Neil was a bugger for sticking things in his mouth, or up his nose, or in his ears. Always distracted and fiddling with things. And like a zombie when the television was on. Drove his parents mad. Things came to a head when Neil managed to shove an entire shoelace in his ear. Watching television, he was absent-mindedly toying with a shoelace he’d removed from one of his sneakers, poking an aglet into his ear. Before he knew what was happening the aglet at the other end of the lace had disappeared beyond reach into his ear canal. Panicking, he was about to call out for his mother, but then thought better of it, believing that he would be in trouble for putting yet another foreign object into one of his orifices. And as usual, he was soon distracted again by the television and then promptly forgot all about the insertion of the shoelace.

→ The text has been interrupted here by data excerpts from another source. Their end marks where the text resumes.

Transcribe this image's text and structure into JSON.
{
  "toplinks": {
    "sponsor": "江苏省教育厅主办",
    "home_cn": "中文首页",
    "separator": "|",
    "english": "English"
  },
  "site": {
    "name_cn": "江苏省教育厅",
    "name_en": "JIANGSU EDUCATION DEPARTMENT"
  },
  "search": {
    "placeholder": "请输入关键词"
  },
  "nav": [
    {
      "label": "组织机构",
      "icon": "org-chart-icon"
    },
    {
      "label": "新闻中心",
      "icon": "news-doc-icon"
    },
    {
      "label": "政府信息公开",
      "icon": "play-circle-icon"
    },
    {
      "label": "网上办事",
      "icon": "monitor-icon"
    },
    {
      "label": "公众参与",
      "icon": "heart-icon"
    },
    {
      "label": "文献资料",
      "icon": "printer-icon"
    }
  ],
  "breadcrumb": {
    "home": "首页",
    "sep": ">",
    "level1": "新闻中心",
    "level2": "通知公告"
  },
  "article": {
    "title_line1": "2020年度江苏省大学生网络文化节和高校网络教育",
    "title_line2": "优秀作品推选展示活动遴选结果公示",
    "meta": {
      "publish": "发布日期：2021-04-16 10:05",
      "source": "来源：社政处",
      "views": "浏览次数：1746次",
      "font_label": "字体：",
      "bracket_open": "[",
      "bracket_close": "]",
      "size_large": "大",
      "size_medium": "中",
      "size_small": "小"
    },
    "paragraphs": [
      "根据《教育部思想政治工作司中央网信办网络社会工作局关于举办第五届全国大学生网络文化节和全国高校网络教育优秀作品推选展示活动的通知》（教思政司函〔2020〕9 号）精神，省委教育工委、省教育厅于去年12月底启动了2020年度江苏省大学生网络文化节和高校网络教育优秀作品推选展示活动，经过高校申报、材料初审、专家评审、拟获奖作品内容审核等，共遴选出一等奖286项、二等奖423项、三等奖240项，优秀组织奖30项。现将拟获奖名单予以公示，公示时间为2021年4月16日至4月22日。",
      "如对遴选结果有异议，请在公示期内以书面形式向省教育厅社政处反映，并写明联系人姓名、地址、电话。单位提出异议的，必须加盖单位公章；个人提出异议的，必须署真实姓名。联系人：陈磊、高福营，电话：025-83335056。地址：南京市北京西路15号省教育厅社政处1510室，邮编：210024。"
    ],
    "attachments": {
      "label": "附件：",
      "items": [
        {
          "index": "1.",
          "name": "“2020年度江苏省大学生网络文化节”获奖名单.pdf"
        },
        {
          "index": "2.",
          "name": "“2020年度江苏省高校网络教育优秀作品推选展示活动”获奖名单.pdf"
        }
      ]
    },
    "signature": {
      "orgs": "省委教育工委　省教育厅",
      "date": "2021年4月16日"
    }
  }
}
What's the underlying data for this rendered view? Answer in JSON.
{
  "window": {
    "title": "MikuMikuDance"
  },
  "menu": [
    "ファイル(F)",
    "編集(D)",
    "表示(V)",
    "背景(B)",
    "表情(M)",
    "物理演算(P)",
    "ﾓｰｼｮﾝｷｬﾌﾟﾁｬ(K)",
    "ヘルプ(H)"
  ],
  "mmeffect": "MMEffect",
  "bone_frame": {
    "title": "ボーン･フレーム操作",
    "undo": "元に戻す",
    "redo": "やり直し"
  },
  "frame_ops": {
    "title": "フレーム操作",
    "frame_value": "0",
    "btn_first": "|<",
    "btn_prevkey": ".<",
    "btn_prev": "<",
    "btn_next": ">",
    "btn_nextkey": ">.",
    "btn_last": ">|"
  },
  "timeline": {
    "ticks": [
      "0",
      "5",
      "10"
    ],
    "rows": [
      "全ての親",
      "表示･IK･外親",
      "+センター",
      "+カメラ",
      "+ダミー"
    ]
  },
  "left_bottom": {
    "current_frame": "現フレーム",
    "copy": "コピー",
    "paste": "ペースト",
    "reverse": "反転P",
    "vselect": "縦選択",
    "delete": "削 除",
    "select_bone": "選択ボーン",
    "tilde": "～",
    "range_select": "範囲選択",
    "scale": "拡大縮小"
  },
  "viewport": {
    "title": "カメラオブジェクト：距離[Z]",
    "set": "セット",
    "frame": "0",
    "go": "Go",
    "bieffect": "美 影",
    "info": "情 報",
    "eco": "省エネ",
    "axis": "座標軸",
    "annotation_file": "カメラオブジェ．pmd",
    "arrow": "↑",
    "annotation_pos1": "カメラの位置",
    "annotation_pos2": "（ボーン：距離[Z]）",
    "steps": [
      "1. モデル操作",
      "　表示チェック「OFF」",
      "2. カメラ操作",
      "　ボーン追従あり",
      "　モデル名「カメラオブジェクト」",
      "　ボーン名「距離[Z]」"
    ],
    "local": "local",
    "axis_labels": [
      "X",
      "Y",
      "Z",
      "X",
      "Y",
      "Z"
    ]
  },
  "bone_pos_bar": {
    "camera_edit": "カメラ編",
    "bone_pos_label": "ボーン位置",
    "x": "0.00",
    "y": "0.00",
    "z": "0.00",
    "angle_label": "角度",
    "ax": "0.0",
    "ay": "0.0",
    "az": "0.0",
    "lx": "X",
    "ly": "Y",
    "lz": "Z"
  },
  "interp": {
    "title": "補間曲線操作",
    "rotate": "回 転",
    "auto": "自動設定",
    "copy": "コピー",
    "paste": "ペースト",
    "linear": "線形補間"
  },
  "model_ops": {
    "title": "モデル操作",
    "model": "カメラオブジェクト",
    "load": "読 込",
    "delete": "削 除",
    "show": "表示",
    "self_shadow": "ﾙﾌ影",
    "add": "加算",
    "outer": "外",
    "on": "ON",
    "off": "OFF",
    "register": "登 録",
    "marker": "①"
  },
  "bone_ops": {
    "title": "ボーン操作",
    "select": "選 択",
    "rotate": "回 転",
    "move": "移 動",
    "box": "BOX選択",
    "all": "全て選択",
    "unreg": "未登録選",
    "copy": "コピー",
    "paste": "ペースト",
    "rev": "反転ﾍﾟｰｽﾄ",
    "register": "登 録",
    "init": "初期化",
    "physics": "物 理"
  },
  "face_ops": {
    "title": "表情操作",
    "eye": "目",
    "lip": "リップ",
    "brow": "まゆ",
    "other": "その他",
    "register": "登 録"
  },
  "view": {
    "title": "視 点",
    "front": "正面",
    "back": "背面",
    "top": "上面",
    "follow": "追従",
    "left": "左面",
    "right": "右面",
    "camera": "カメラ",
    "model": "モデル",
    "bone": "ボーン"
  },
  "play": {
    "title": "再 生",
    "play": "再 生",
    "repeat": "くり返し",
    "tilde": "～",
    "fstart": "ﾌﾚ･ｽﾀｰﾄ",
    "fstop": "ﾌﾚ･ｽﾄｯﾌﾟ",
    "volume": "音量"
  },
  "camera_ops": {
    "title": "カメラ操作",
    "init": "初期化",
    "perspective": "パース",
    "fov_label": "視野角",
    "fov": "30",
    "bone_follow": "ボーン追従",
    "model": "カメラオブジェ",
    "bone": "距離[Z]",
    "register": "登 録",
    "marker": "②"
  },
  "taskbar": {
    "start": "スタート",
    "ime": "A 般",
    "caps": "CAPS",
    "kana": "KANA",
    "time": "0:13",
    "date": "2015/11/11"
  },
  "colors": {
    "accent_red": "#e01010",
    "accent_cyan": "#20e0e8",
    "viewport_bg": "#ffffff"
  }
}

A week later, when on a family holiday to New Zealand, Neil was bundled off to the emergency ward with a terrible ear infection. It wasn’t until the doctor mentioned the word “tweezers” and began pulling the thing out of his ear that he remembered.
His revolted, distraught mother, thinking this horrible stringy monstrosity being unthreaded from her son’s head must be some kind of parasitic worm, later had to admit she had never felt such relief as she did when the doctor pointed out the waxy flugelbinders. Neil, delirious with fever, could only wonder how much trouble he was going to be in.
‘Aglets, Doctor. They’re called aglets,’ said Neil’s mother.